Voici un extrait de notre Mémorandum sur cette attaque généralisée contre la Société Civile Rwandaise. (Le texte intégral du Mémorandum se trouve en bas de l’article)

Mercredi, le 30 juin 2004, après trois jours de débat, le Parlement rwandais a demandé au gouvernement de dissoudre cinq organisations de la Société Civile en raison de leur prétendu soutien à des idées génocidaires. Il a aussi  demandé qu’une action soit intentée contre certaines organisations non gouvernementales internationales actives au Rwanda. Ces organisations internationales sont accusées de soutenir les groupes locaux accusés de nourrir une idéologie génocidaire. Ce Parlement a aussi nommé les Pays-Bas et la France comme pays accordant un soutien à des organisations rwandaises qui ont une idéologie génocidaire. Dans le rapport parlementaire, des allégations ont aussi été porté contre plusieurs établissements d’enseignement secondaire et supérieur ainsi que les confessions religieuses.

Aperçu sur les organisations dernièrement visées  par le Parlement rwandais

Les Organisations non gouvernementales (ONG) rwandaises visées sont :
§  LIPRODHOR – Ligue Rwandaise pour la Promotion et la Défense des droits de l’Homme 
§  FORForum des Organisations rurales- basé dans la province de Ruhengeri 
§ SDA-IRIBA – Services au Développement des Associations, basé dans la province de Gikongoro 
§  IMBARAGA – Syndicat des fermiers rwandais
§  BAIR – Bureau d’Appui aux Organisations Rurales, basé dans la Province de Gisenyi 
§ Témoins de la Résurrection (Abahamya b’Izuka) du district de Muramba, Province de Gisenyi 
§ Souvenirs des Parents du district de Gasiza / Province de Gisenyi 
§  CRECAM – Fonds d’aide mutuelle aux agriculteurs 
Les institutions religieuses « accusées » d’encourager l’idéologie du génocide comprennent :

  • Église Catholique 
  • Certains groupes de l’Église épiscopale 
  • Église méthodiste libre 
  • Église baptiste 
  • Association des Églises pentecôtistes 
  • Les Témoins de Jéhovah. 

Les établissements d’enseignement secondaire et supérieur cités sont :

  • Université Nationale du Rwanda 
  • Ecole secondaire de  Kansi (province de Butare) 
  • Ecole secondaire de Rebero (province de Byumba) 
  • Ecole secondaire de Gatovu (province de Ruhengeri)
  • Ecole secondaire de Busogo (province  de Ruhengeri) 
  • Ecole secondaire APEJERWA  (province de Gisenyi)

 
Les ONG internationales visées sont :
§  11.11.11 ;
§  Norvegian People’s Aid ;
§  Trocaire ;
§  Care International ;
§  Pax Christi ; et
§  Fondation Adolph Kolping

Pour s’assurer l’impunité, la junte militaire du Général Paul KAGAME tient à faire taire toute voix qui peut exercer un quelconque contre-pouvoir. C’est pour cela que la Société civile a été perçue comme « dangereuse » dans la mesure où elle avait commencé à se structurer déjà à l’époque du président Juvénal Habyarimana en Juillet 1993.
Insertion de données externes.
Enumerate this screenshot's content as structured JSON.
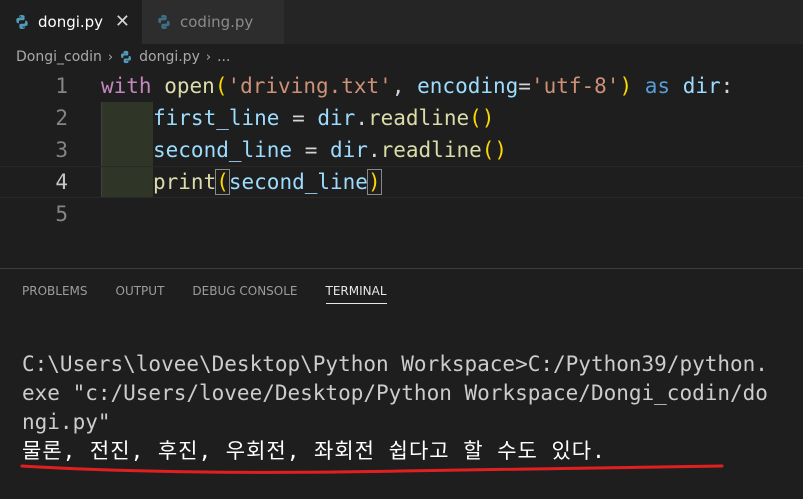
{
  "tabs": [
    {
      "label": "dongi.py",
      "active": true,
      "close_glyph": "✕"
    },
    {
      "label": "coding.py",
      "active": false
    }
  ],
  "breadcrumb": {
    "folder": "Dongi_codin",
    "file": "dongi.py",
    "more": "...",
    "separator": "›"
  },
  "editor": {
    "line_numbers": [
      "1",
      "2",
      "3",
      "4",
      "5"
    ],
    "current_line": "4",
    "code": {
      "l1": {
        "with": "with",
        "open": "open",
        "lp": "(",
        "str1": "'driving.txt'",
        "comma": ", ",
        "enc": "encoding",
        "eq": "=",
        "str2": "'utf-8'",
        "rp": ")",
        "as": "as",
        "dir": "dir",
        "colon": ":"
      },
      "l2": {
        "var": "first_line",
        "eq": " = ",
        "obj": "dir",
        "dot": ".",
        "fn": "readline",
        "lp": "(",
        "rp": ")"
      },
      "l3": {
        "var": "second_line",
        "eq": " = ",
        "obj": "dir",
        "dot": ".",
        "fn": "readline",
        "lp": "(",
        "rp": ")"
      },
      "l4": {
        "fn": "print",
        "lp": "(",
        "arg": "second_line",
        "rp": ")"
      }
    }
  },
  "panel": {
    "tabs": [
      "PROBLEMS",
      "OUTPUT",
      "DEBUG CONSOLE",
      "TERMINAL"
    ],
    "active_tab": "TERMINAL"
  },
  "terminal": {
    "lines": [
      "C:\\Users\\lovee\\Desktop\\Python Workspace>C:/Python39/python.",
      "exe \"c:/Users/lovee/Desktop/Python Workspace/Dongi_codin/do",
      "ngi.py\"",
      "물론, 전진, 후진, 우회전, 좌회전 쉽다고 할 수도 있다."
    ]
  },
  "colors": {
    "background": "#1e1e1e",
    "tabbar": "#252526",
    "underline_annotation": "#e02020"
  }
}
L’objectif de la junte militaire est de détruire les coopératives utiles et influentes du Mouvement associatif au Rwanda. Pour le FPR, la priorité est d’appauvrir la population rwandaise car « ventre affamé ne réfléchit pas, donc ne conteste pas ». La meilleure stratégie consiste à éliminer par tous les moyens les dirigeants ou les personnes influentes de la Société Civile Rwandaise pour les remplacer par des « hommes de service » du FPR. Toutes coopératives ou associations que la junte militaire n’arrive pas à infiltrer et à récupérer ont été détruites ou sont en voie de l’être. La stratégie de destruction ou de récupération reste toujours la même. Les responsables incorruptibles ou irrécupérables sont purement et simplement assassinés par balles, empoisonnés, contraints à l’exil ou emprisonnés arbitrairement sous plusieurs prétextes qui ne manquent jamais au Rwanda où des syndicats de délateurs ont été implantés et exploités par les extrémistes tutsi dès avril 1994.

Le Gouvernement rwandais dirigé par le FPR sait bien qu’il ne lui sera pas facile de diriger les Rwandais aussi longtemps que lumière ne sera pas faite sur les tueries de masses organisées par l’Armée Patriotique Rwandaise, au Rwanda et dans les forêts du Congo,  depuis Octobre 1990 jusqu’à l’heure actuelle. Ce Gouvernement sait aussi que l’exclusion des forces vives de la nation dans la gestion du bien public pour s’appuyer sur des groupuscules aux idées belliqueuses est une politique sans issues possibles vu les problèmes actuels de l’économie nationale.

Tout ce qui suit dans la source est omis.